Pour les opposants guinéens qui étaient venus avec les forces portugaises (et grâce à elles), ainsi qu’éventuellement pour les services secrets français ou occidentaux qui seront ultérieurement mis en cause, l’objectif était de libérer certain détenus politiques emprisonnés au Camp Boiro, mais plus encore de frapper et si possible de renverser le régime : idéalement se saisir de Sékou Touré lui-même, d’un certain nombre de dignitaires du Parti ou du gouvernement, et occuper des centres du pouvoir pour pouvoir lancer une proclamation et annoncer la formation d’un nouveau gouvernement.
Le moment de cette opération n’a pas été choisi par hasard. Et ce n’est pas, comme Sékou Touré le croit ou fait semblant de le croire, et ainsi qu’il le dit à plusieurs reprises dans ses proclamations, parce que le 22 novembre est l’anniversaire du général de Gaulle (décédé deux semaines auparavant, le 9 novembre) et que cette opération aurait été montée — par les Portugais ? — pour lui rendre un hommage posthume ! En fait, une dizaine de dates différentes avaient été envisagées, l’opération avait déjà été retardée à plusieurs reprises, et c’est finalement une conjonction d’éléments favorable qui avaient permis de la déclencher cette nuit-là : une nuit sans lune, une forte marée haute permettant aux navires d’approcher plus près de la côte, une brume intense les protégeant longtemps des regard des veilleurs, un week-end coïncidant avec la fin du Ramadan (période où les musulmans pratiquants sont généralement un peu las en raison des jeûnes), alors que de nombreux responsables civils et militaires étaient en train de célébrer cette fête en famille et ne faisaient certainement pas preuve de grande vigilance ; les habitants de la capitale, y compris les militants, les miliciens, les policiers, étaient eux aussi en pleine célébration et leur mobilisation n’a certainement été ni facile ni rapide.
Pourtant, assez vite, la population s’est rendu compte qu’il se passait quelque chose d’anormal, d’autant que des fusillades ont rapidement éclaté, que de obus ont été tirés depuis les navires qui avaient jeté l’ancre non loin du rivage, et que des avions survolaient la capitale (ce qui ne se produisait pratiquement jamais de nuit). Les autorités ont été alertées, des unités de l’armée, de la police et de la milice populaire ont commencé à circuler en ville en cherchant à localiser les assaillants, et les échanges de coups de feu se sont intensifiés.

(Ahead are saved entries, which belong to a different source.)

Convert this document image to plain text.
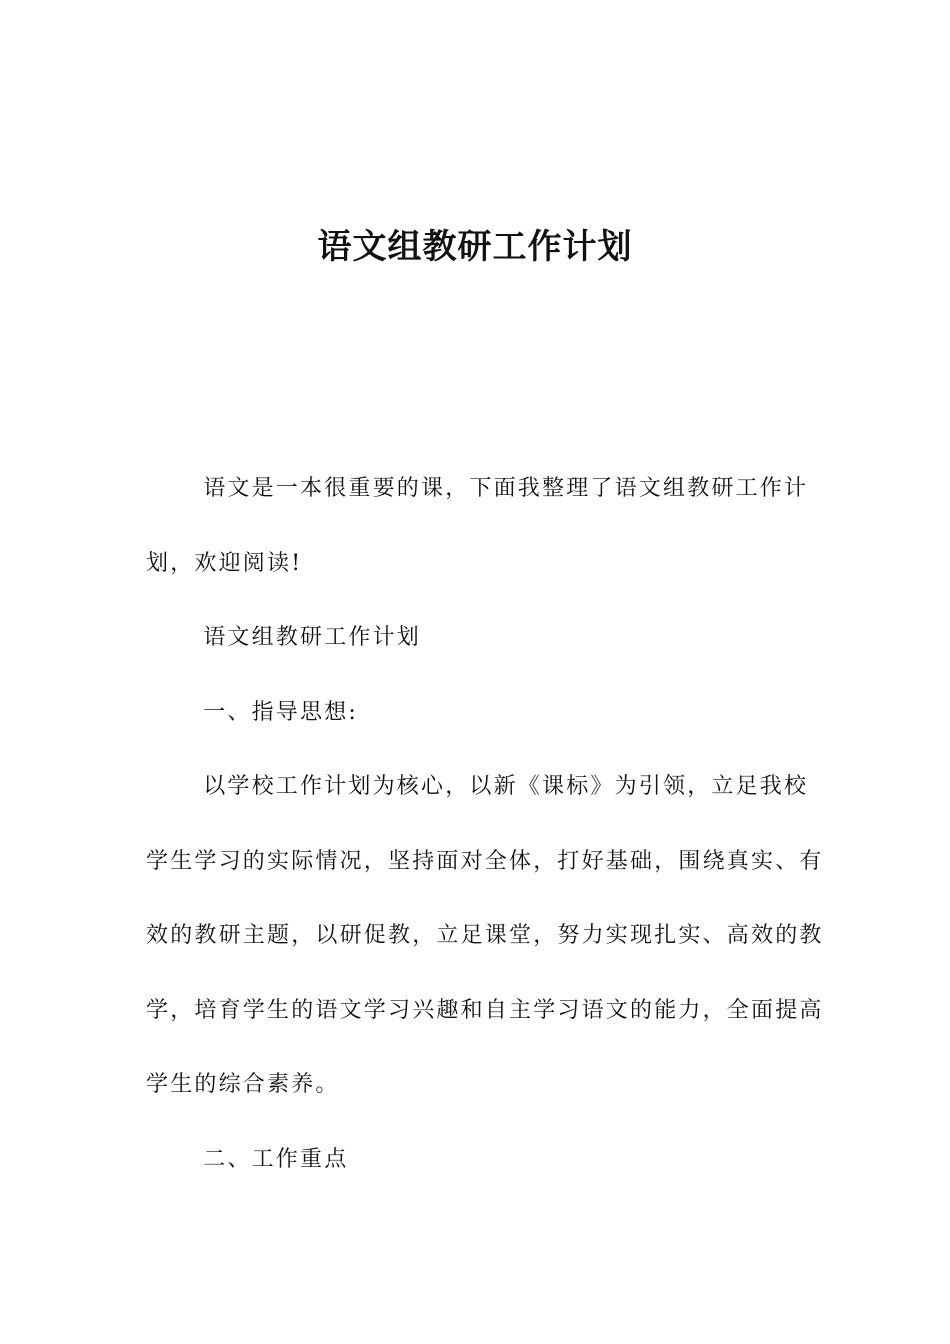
语文组教研工作计划

语文是一本很重要的课，下面我整理了语文组教研工作计划，欢迎阅读!

语文组教研工作计划

一、指导思想:

以学校工作计划为核心，以新《课标》为引领，立足我校学生学习的实际情况，坚持面对全体，打好基础，围绕真实、有效的教研主题，以研促教，立足课堂，努力实现扎实、高效的教学，培育学生的语文学习兴趣和自主学习语文的能力，全面提高学生的综合素养。

二、工作重点
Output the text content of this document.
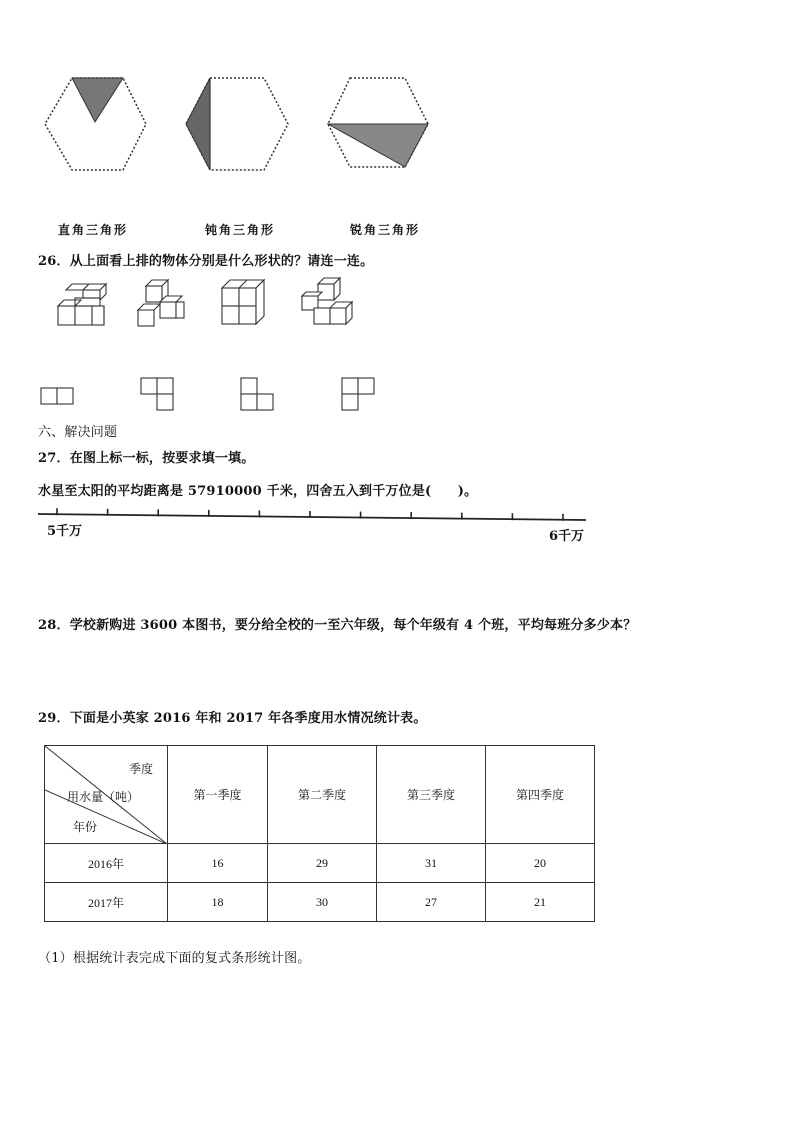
直角三角形	钝角三角形	锐角三角形
26．从上面看上排的物体分别是什么形状的？请连一连。
六、解决问题
27．在图上标一标，按要求填一填。
水星至太阳的平均距离是 57910000 千米，四舍五入到千万位是(　　)。
5千万	6千万
28．学校新购进 3600 本图书，要分给全校的一至六年级，每个年级有 4 个班，平均每班分多少本？
29．下面是小英家 2016 年和 2017 年各季度用水情况统计表。
季度
用水量（吨）
年份	第一季度	第二季度	第三季度	第四季度
2016年	16	29	31	20
2017年	18	30	27	21
（1）根据统计表完成下面的复式条形统计图。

Il y eut assez vite des mort des deux côtés, ainsi que des blessés. Parmi les morts, un ressortissant de la République fédérale d’Allemagne, le Comte Ulf von Tiesenhausen, un aristocrate issu d’une illustre famille ayant des liens avec la Saxe et les pays baltes, directeur de l’entreprise ouest-allemande Fritz Werner, membre influent de la communauté des Européens de la capitale, tué alors qu’il rentrait chez lui après une soirée avec des amis et en les reconduisant dans leur maison de La Minière, selon lui, mais, selon les mises en cause ultérieures de la RFA dans l’agression, en allant montrer le chemin à des groupes d’assaillants.
L’objectif recherché par les Portugais a été assez rapidement atteint, et plusieurs militaires portugais ou originaires de GuinéeBissau retenus prisonniers ont été repérés et libérés.
Certains officiers portugais blancs avaient d’ailleurs été transférés peu avant le débarquement depuis la prison de Mamou vers Conakry.
Les militants du PAIGC en revanche ne s’étaient pas laissé surprendre dans leur état-major du quartier de La Minière, pratiquement vide, et surtout, le leader du mouvement, Amilcar Cabral, était en visite en Roumanie et donc absent de Guinée, à la grande déception des responsables portugais, qui détruiront sa maison 6. De multiples bâtiments ont été démolis ou endommagés. A l’aube ou dès les premières heures de la matinée du dimanche, les forces portugaises étaient en fait prêtes à rembarquer. Si elles ne l’ont pas fait, c’est sans nul doute à la demande des opposants guinéens venus avec eux, et qui étaient bien loin de parvenir à leurs fins.
Sans doute avaient-ils libéré un certain nombre de détenus du Camp Boiro (dont l’ambassadeur Marof Achkar), et y avaient-ils enfermé quelques uns des (rares) responsables civils ou militaires sur lesquels ils avaient pu mettre la main. Contrairement à ce qu’affirmera quelques jours plus tard une lettre ouverte adressée par le RGE (Rassemblement des Guinéens en Europe) au Secrétaire général de l’ONU, le général Lansana Diané, qui aurait été dénoncé par des prisonniers libérés « exigeant qu’il soit fusillé, ce qui fut fait sur le champ », a pu échapper aux assaillants. Mais par suite d’une préparation insuffisante ou d’une négligence incroyable, ils se sont dirigé vers un bâtiment de la radiodiffusion qui n’était plus en service depuis plusieurs semaines déjà, et ils ont donc été dans l’incapacité de diffuser leurs communiqués.
Pour ce qui est de la personne de Sékou Touré lui-même, les versions divergent. Selon certains, averti très vite de la tentative de débarquement, il se serait caché dans une maison amie, peut-être celle de la mère du directeur général de la sécurité présidentielle, Guy Guichard ; selon d’autres, il se serait dissimulé dans la case Belle-Vue, résidence présidentielle secondaire mais plus moderne ; selon d’autres, il serait réfugié dans la villa du consul soviétique ; selon d’autres encore, le général Noumandian Keita, chef d’état-major de l’armée et une délégation d’officiers seraient venus au Palais lui rendre compte, demander des instruction ainsi que l’autorisation de se faire ouvrir les réserves de munitions, et Sékou Touré aurait cru qu’ils venaient pour l’arrêter ; il les aurait alors suppliés de le tuer plutôt que de le livrer à la foule. En fait, il n’y a semble-t-il aucun témoignage crédible sur ce qui s’est passé au Palais cette nuit là.
[Erratum. — A propos de ces lieux de refuge la version généralement admise est celle de A. Portos Diallo, qui était aux côtés de Sékou Touré aux premières heures de l’attaque et qui organisa les cachettes du président une semaine durant en fin novembre 1970. — T.S. Bah]
Ce qui est certain, en tous cas, c’est qu’à 9 heures du matin, Sékou Touré lit à la radio une proclamation intitulée :
« Premier Appel à La Nation » (mais on ne sait où l’enregistrement a été effectué).
Le peuple de Guinée allait être bombardé de communiqués et de discours qui duraient des heures. Mais le plus grave, ce furent les arrestations sur la base de fausses accusations qui allaient vider le pays de la plupart de ses cadres, nationaux et étranger, des entreteneurs, de toutes les forces vives dans tous les domaines.